In 2019 heb ik een ontmoeting met een man wiens vrouw een aantal jaar daarvoor gestorven is. Hij vertelt me hoe mijn werk hem door het dal van zijn rouw geholpen heeft. De aquarel boven zijn tafel werd voor hem een venster naar de wereld van de gestorvenen. Voor hem, wiskundige, man van de exacte wetenschap, een geheel nieuwe ervaring. Na die ontmoeting voelde ik me verguld door zijn verhaal, maar er ging me nog geen licht op. Pas de volgende dag vond ik in de kast toevallig het boekje met mijn Orpheus-schetsen. Orpheus die in de Griekse mythologie met de schoonheid van zijn kunst de goden zo weet te bekoren dat ze hem toegang verlenen tot de onderwereld. Hij mag zijn geliefde Euridice terug halen. Vergeefs, het lukt hem niet om aan de gestelde voorwaarde te voldoen om op de weg terug niet naar zijn geliefde om te kijken.

De kunst die toegang geeft tot de wereld van de gestorvenen. Deze gedachte vroeg om uitwerking. De rest van de schetsen bij Rilke's sonnetten maken. En dan aquarellen. Maar ik zag wel een probleem. Die schetsjes daar kan ik wel wat mee. Maar die precieze constructies kan ik niet meer opnieuw maken, bovendien staan ze gefragmenteerd in het boekje.

November 2020, ik sta bij de drukker te wachten op de prints voor het boekje over de Sikkens pigmentenkast en zie in een enorme machine lijntje voor lijntje een grote foto geprint worden. Aha!!! 'Kunnen jullie ook printen op ruw aquarelpapier?'

De oplossing: scannen en printen

Een proef laten maken op een ruw vel Saunders Waterford aquarelpapier, 638 grs. Kijken of eroverheen te schilderen is.

Proefprint met aquarel

Wilde ik hiermee aan de slag, dan moest het wel de hele cyclus van vijfenvijftig sonnetten worden. Dus het resterende deel weer lezen en kijken of ik die tot beeld kon maken. Het was een moeizaam proces, dat maanden in beslag nam. Kwam de eerste helft als in een stroom vanzelf, nu moest ik er echt op kauwen. Niet lekker, wel goed passend bij deze bijzondere tijd waarin we meer op onszelf aangewezen zijn.
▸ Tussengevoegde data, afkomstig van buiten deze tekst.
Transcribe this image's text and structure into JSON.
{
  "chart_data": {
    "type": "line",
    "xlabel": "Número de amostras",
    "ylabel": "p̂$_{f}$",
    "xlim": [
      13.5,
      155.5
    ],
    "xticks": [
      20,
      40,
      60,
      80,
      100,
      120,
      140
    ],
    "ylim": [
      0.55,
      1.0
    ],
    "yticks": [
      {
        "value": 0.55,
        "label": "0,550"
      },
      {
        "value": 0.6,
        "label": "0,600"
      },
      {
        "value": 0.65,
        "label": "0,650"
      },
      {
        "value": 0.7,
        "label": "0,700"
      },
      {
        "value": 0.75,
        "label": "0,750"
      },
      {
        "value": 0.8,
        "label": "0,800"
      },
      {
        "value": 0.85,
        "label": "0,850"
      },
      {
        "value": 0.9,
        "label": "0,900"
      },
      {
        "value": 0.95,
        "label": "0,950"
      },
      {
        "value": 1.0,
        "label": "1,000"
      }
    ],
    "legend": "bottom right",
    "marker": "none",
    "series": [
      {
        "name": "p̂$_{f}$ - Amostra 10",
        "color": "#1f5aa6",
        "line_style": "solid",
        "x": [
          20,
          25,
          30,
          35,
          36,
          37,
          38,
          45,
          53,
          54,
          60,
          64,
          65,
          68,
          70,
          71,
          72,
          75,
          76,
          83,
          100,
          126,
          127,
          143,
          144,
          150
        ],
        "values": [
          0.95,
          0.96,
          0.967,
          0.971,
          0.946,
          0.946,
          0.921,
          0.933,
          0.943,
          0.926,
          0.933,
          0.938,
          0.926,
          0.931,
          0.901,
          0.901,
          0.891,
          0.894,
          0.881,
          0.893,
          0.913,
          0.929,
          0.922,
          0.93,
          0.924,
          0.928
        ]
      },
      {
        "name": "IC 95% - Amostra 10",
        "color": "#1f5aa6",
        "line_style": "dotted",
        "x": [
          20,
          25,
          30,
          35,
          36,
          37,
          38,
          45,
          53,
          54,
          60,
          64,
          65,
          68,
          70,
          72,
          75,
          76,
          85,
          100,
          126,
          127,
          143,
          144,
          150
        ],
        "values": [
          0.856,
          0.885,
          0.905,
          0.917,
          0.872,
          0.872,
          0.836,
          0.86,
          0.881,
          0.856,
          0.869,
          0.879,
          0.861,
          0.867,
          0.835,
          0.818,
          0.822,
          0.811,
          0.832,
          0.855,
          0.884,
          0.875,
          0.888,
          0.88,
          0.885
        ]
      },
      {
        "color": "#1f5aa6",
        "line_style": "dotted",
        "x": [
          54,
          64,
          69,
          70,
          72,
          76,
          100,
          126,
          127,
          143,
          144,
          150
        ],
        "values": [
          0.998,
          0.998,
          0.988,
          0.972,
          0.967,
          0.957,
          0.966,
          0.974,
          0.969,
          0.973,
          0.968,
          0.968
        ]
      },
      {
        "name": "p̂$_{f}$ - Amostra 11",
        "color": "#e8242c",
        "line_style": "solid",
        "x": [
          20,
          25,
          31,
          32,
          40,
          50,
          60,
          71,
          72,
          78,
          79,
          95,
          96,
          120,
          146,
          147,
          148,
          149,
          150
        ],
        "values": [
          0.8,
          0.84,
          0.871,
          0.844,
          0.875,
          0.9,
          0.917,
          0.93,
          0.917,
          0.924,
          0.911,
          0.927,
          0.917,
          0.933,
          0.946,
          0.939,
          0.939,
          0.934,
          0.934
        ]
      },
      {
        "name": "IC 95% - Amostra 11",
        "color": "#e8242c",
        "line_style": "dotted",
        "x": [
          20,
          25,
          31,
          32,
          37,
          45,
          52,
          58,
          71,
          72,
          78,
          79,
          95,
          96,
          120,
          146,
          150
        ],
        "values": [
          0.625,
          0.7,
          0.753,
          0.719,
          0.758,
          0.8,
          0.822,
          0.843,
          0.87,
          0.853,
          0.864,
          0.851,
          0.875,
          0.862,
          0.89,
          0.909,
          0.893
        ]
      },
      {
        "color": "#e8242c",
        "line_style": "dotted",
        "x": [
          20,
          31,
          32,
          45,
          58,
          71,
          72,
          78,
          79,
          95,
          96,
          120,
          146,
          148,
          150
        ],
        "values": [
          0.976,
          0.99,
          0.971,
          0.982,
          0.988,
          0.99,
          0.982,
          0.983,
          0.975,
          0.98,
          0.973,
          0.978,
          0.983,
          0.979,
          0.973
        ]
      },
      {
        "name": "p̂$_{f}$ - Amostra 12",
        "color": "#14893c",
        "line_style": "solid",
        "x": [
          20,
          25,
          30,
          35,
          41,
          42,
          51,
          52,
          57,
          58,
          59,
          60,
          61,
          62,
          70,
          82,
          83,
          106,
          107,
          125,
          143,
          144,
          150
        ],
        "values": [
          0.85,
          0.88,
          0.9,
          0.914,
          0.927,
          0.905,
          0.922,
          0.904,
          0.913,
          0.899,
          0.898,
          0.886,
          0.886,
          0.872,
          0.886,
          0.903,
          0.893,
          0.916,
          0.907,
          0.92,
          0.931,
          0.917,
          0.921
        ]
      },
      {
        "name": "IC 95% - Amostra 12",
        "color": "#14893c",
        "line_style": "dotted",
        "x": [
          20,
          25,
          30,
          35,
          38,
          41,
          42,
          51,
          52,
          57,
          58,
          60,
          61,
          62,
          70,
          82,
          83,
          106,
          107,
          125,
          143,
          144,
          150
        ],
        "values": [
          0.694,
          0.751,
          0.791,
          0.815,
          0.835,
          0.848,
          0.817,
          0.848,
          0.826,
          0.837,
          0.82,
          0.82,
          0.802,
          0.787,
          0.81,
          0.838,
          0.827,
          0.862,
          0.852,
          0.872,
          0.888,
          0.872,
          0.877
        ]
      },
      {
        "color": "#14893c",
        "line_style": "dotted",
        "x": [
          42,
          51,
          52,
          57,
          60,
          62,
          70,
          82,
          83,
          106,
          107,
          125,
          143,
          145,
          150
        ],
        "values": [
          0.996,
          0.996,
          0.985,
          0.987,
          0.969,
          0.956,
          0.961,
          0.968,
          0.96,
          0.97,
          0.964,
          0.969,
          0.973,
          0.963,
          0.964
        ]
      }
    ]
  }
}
Uiteindelijk heb ik achtenvijftig prints laten maken, de sonnetten plus drie titelpagina's. De doos met de stapel prints, 15 cm hoog en 17,5 kg zwaar gearriveerd in het atelier en dan stuk voor stuk eruit halen, voorzichtig op elkaar leggen. Om ze op de juiste volgorde neer te leggen gaan ze allemaal nogmaals door mijn handen. Het was ontroerend om de kleine schetsen en tekeningen vergroot te zien.

Het gaat nog lastig worden om er overheen te schilderen, me niks aantrekken van dat het al mooi is. Eerst nu het opspannen, want zelfs dit zware papier blijft niet vlak als je met veel water erop werkt. Daar ben ik nu mee bezig. Dan misschien wel twee jaar rustig aan verder werken. Dan heeft dit gelaagde werk een onstaansgeschiedenis van meer dan vijfentwintig jaar. Zou mooi een eeuw zijn nadat Rilke deze sonnetten in februari 1922 in een periode van slechts drie weken 'aus eimem Guss' schreef.